Not something she needed any health inspector to tell her. Diphtheria, typhoid, cholera, smallpox, yellow fever—most of the tenement deaths in the last decade had been from one of those diseases. Including her mother’s. Showing her the official letter from the Health Department made no sense. Mr. Deegan was as literate as she. If anything, this was for show. To remind those in the tenements of his power and control.
“According to this, you”—she fixed him with a pointed look—“have been issued citations for multiple offenses.”
“Offenses for which I am not at fault.”
Did he think she was stupid? Despite their repeated requests for repairs, not a shingle had been replaced or window resealed. One of the walls of the privy they shared with the Jaegers still had bullet holes from the last street fight.
She glanced around to see a growing crowd on the street despite the chill in the air. “Sir, our monthly rent, which has been doubled from three years ago, is sufficient to cover the cost for repairs.”
“Au contraire, my dear.” He whisked the paper from her hand and read, “‘Remedies for violations include repairing defective plumbing, construction of new sewers and drains, ventilation applied to waste and soil pipes, cleaning privy vaults, and lime-washing rooms. Thirty dollars will do.’” Mr. Deegan refolded the paper. “To be fair, I’ve divided the cost of repairs equally among each tenement. You have until this time Monday.”
“You expect me to come up with thirty dollars in two days?”
He nodded. “I’m a generous man. Considering this is the fourth notification in the last two months, I could evict you instead.”
Emilia flinched. Fourth? Her heart pounded against her rib cage. For all Deegan’s sleaziness, he didn’t look to be lying. Da had to know about the inspection report and extortion demand and had kept the truth from her. But why? She had the travel money from Finn, plus what she’d saved by working an extra shift. They needed every penny for train fare. She couldn’t leave her family. She wouldn’t.
She swallowed to ease her tight throat. “We don’t have the money.”
“How strange.” His left eye twitched; the corner of his mouth curved. “I know that wealthy rancher of yours wire
d train fare for you to come to Montana. Thirty dollars, I hear. Enough to buy his mail-order bride a first-class ticket in the ladies’ car. He must think highly of you.”
Emilia gritted her teeth.
At her silence, he smirked. “Miss Stanek, unlike you, your sister is quite the hostess. Cordial, inviting, talkative.” He stepped closer, close enough for her to smell the bitter coffee on his breath. “You’d be wise to stop thinking you’re better than everyone else in these parts. You ain’t going nowhere. This, dearie, is your lot in life.” He tipped his hat to her—“Until this time Monday”—and then to the crowd, which began to disperse with mumbles and backward glances.

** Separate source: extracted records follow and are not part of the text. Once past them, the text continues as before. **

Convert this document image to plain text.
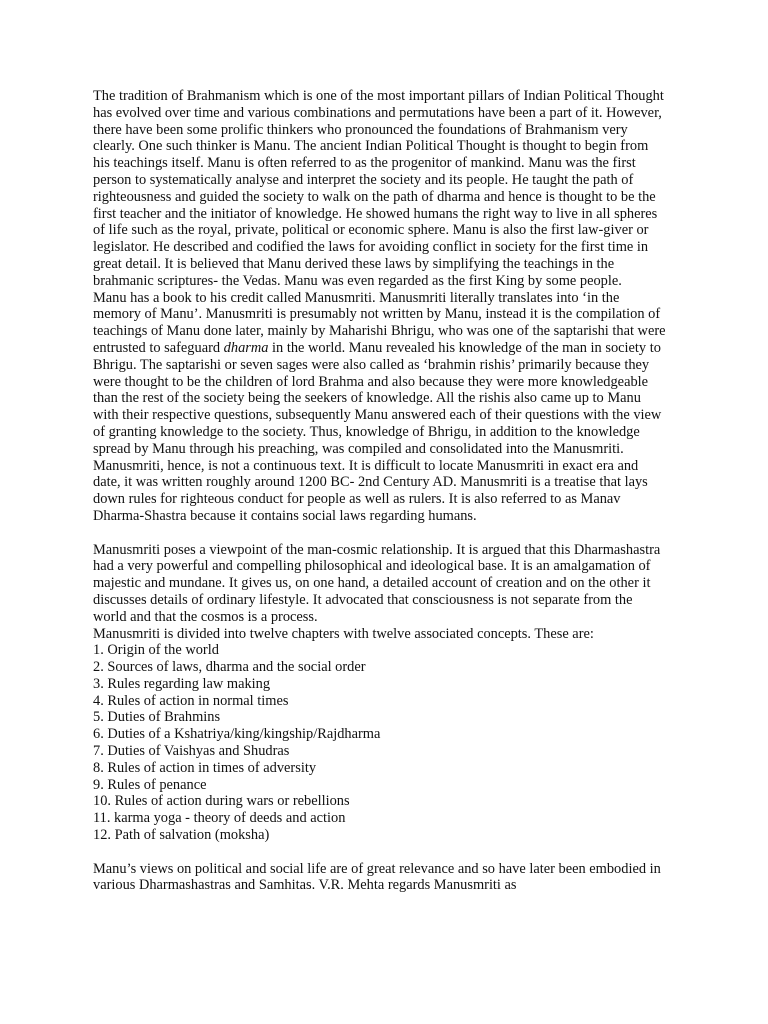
The tradition of Brahmanism which is one of the most important pillars of Indian Political Thought has evolved over time and various combinations and permutations have been a part of it. However, there have been some prolific thinkers who pronounced the foundations of Brahmanism very clearly. One such thinker is Manu. The ancient Indian Political Thought is thought to begin from his teachings itself. Manu is often referred to as the progenitor of mankind. Manu was the first person to systematically analyse and interpret the society and its people. He taught the path of righteousness and guided the society to walk on the path of dharma and hence is thought to be the first teacher and the initiator of knowledge. He showed humans the right way to live in all spheres of life such as the royal, private, political or economic sphere. Manu is also the first law-giver or legislator. He described and codified the laws for avoiding conflict in society for the first time in great detail. It is believed that Manu derived these laws by simplifying the teachings in the brahmanic scriptures- the Vedas. Manu was even regarded as the first King by some people.

Manu has a book to his credit called Manusmriti. Manusmriti literally translates into ‘in the memory of Manu’. Manusmriti is presumably not written by Manu, instead it is the compilation of teachings of Manu done later, mainly by Maharishi Bhrigu, who was one of the saptarishi that were entrusted to safeguard dharma in the world. Manu revealed his knowledge of the man in society to Bhrigu. The saptarishi or seven sages were also called as ‘brahmin rishis’ primarily because they were thought to be the children of lord Brahma and also because they were more knowledgeable than the rest of the society being the seekers of knowledge. All the rishis also came up to Manu with their respective questions, subsequently Manu answered each of their questions with the view of granting knowledge to the society. Thus, knowledge of Bhrigu, in addition to the knowledge spread by Manu through his preaching, was compiled and consolidated into the Manusmriti. Manusmriti, hence, is not a continuous text. It is difficult to locate Manusmriti in exact era and date, it was written roughly around 1200 BC- 2nd Century AD. Manusmriti is a treatise that lays down rules for righteous conduct for people as well as rulers. It is also referred to as Manav Dharma-Shastra because it contains social laws regarding humans.

Manusmriti poses a viewpoint of the man-cosmic relationship. It is argued that this Dharmashastra had a very powerful and compelling philosophical and ideological base. It is an amalgamation of majestic and mundane. It gives us, on one hand, a detailed account of creation and on the other it discusses details of ordinary lifestyle. It advocated that consciousness is not separate from the world and that the cosmos is a process.

Manusmriti is divided into twelve chapters with twelve associated concepts. These are:

1. Origin of the world
2. Sources of laws, dharma and the social order
3. Rules regarding law making
4. Rules of action in normal times
5. Duties of Brahmins
6. Duties of a Kshatriya/king/kingship/Rajdharma
7. Duties of Vaishyas and Shudras
8. Rules of action in times of adversity
9. Rules of penance
10. Rules of action during wars or rebellions
11. karma yoga - theory of deeds and action
12. Path of salvation (moksha)

Manu’s views on political and social life are of great relevance and so have later been embodied in various Dharmashastras and Samhitas. V.R. Mehta regards Manusmriti as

Without another word, Mr. Deegan mounted his horse and rode off.
Emilia gasped for air. She dashed up the stairs to their two-room tenement and jerked the door open; the smell of coffee and stew hit her. “Da!” She closed the door hard. He exited the bedroom Emilia and Roch shared with their twelve-year-old younger sister, Luci, who followed. Before either could speak, Emilia pulled the haversack’s strap over her head. “Were you watching through the window? Did you hear everything? When were you going to tell me Deegan’s extortion attempt?”
Da and Luci exchanged glances, their dark eyes wide.

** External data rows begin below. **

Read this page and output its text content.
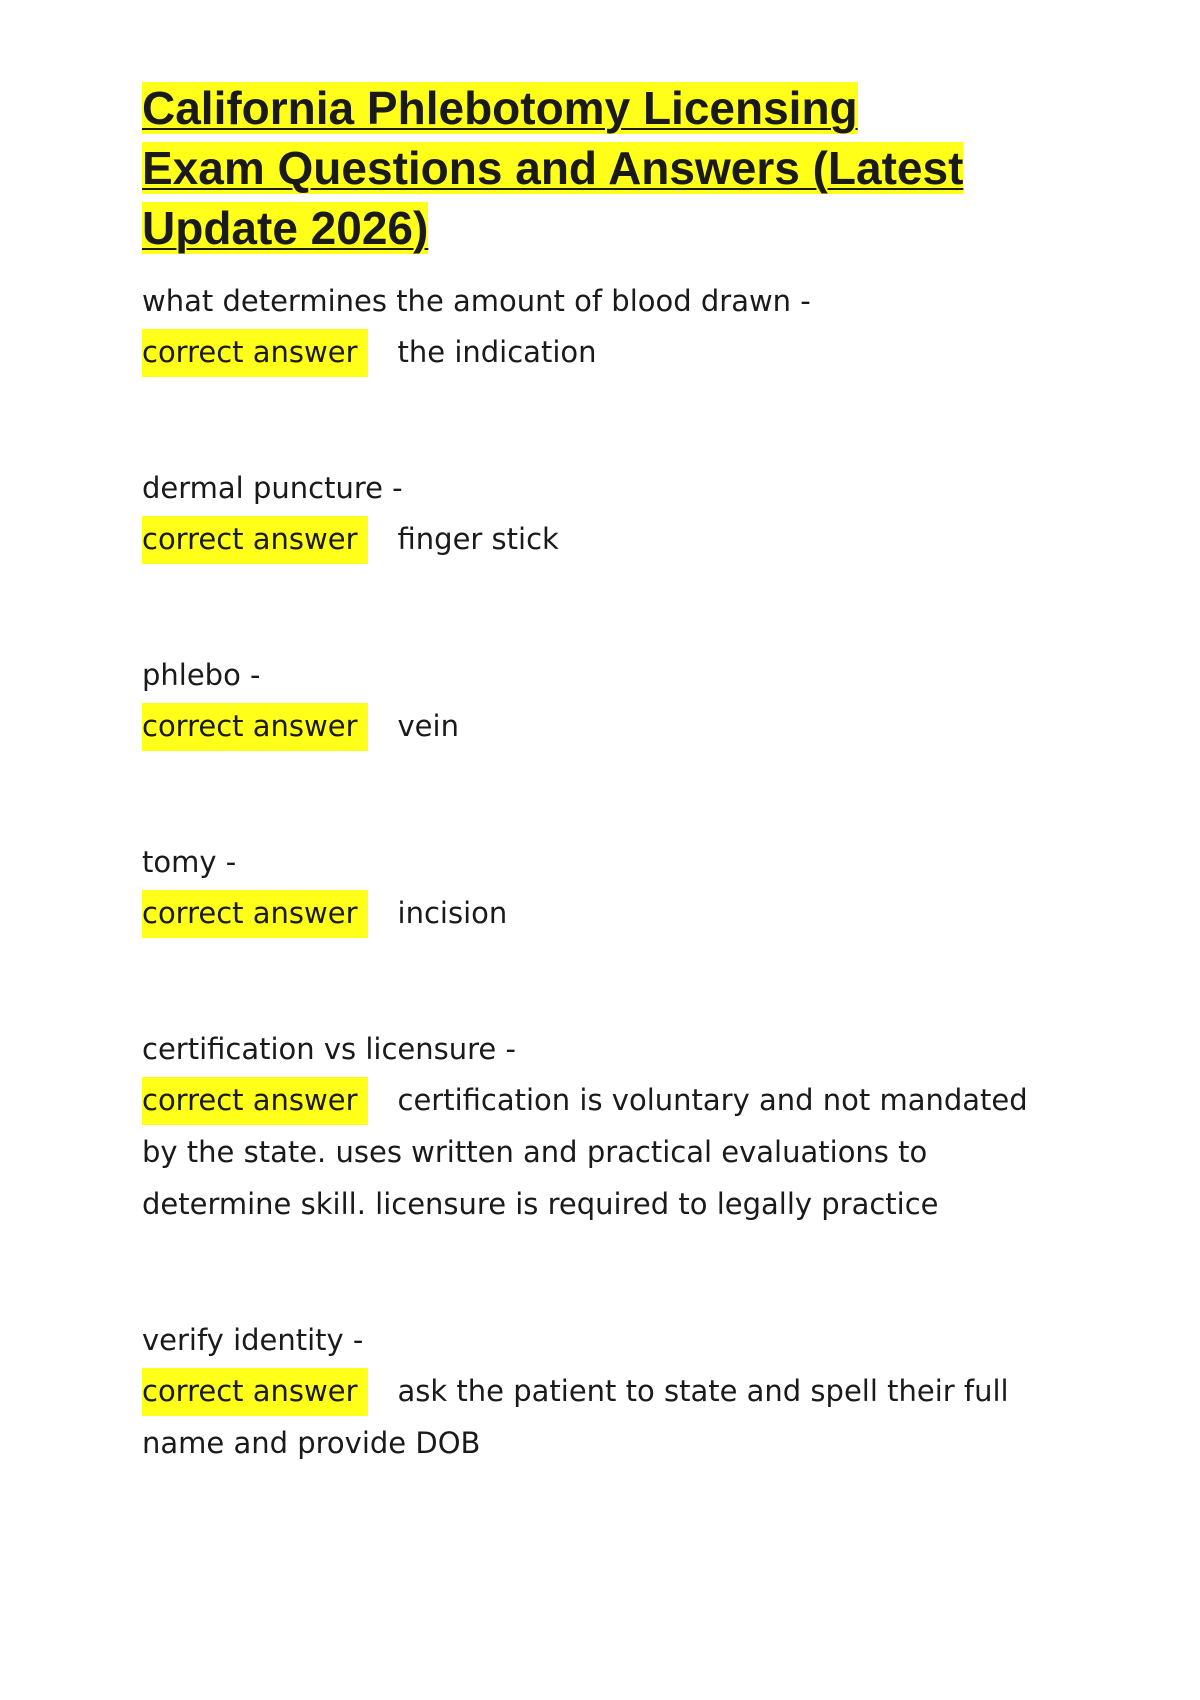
California Phlebotomy Licensing
Exam Questions and Answers (Latest
Update 2026)
what determines the amount of blood drawn -
correct answer the indication
dermal puncture -
correct answer finger stick
phlebo -
correct answer vein
tomy -
correct answer incision
certification vs licensure -
correct answer certification is voluntary and not mandated by the state. uses written and practical evaluations to determine skill. licensure is required to legally practice
verify identity -
correct answer ask the patient to state and spell their full name and provide DOB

“I’ll set the table,” Luci muttered. As she went to work, Da stroked his salt-and-pepper beard as he always did when pondering what to say.

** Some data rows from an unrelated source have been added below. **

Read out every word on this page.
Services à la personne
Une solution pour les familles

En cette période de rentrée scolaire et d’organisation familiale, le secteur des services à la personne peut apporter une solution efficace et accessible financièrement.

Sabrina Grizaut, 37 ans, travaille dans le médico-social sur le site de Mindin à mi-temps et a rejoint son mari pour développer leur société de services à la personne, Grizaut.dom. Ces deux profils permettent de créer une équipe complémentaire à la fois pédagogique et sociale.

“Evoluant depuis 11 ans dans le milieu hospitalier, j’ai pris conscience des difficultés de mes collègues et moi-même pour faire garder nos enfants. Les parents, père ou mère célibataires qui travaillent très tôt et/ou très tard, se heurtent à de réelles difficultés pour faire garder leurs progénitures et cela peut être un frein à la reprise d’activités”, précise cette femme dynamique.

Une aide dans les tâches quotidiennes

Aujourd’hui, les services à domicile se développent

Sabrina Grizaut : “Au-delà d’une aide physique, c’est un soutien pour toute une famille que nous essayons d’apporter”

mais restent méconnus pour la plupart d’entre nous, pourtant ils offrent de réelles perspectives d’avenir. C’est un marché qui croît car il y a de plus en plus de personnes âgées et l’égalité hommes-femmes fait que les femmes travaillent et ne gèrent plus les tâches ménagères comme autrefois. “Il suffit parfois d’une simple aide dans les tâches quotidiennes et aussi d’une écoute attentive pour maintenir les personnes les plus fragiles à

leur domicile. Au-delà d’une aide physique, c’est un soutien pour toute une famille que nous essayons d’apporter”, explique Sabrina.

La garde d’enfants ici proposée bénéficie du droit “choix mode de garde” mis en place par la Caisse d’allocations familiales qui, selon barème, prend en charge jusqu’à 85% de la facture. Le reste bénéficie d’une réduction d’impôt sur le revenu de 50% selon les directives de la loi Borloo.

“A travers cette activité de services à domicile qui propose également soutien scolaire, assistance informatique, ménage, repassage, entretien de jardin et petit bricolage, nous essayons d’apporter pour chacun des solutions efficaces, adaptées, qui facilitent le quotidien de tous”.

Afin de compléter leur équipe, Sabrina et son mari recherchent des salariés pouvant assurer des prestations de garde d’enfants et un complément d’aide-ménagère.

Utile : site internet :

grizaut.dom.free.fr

Emilia hung her bag and coat on an empty wall hook next to the door. Roch’s coat was missing. If he wasn’t home soon, he’d break the curfew she’d insisted Da give him. Someday he wouldn’t need a curfew. Someday Roch would have his own room and not have to sleep on the floor. Da would have one, too. No more sleeping on the couch for him. No more living in cramped spaces with grimy, paper-thin walls and sharing a privy with another family. This was not their lot in life. Once she married Finn, they would have privacy. Their lives would be better. Once they moved to Montana.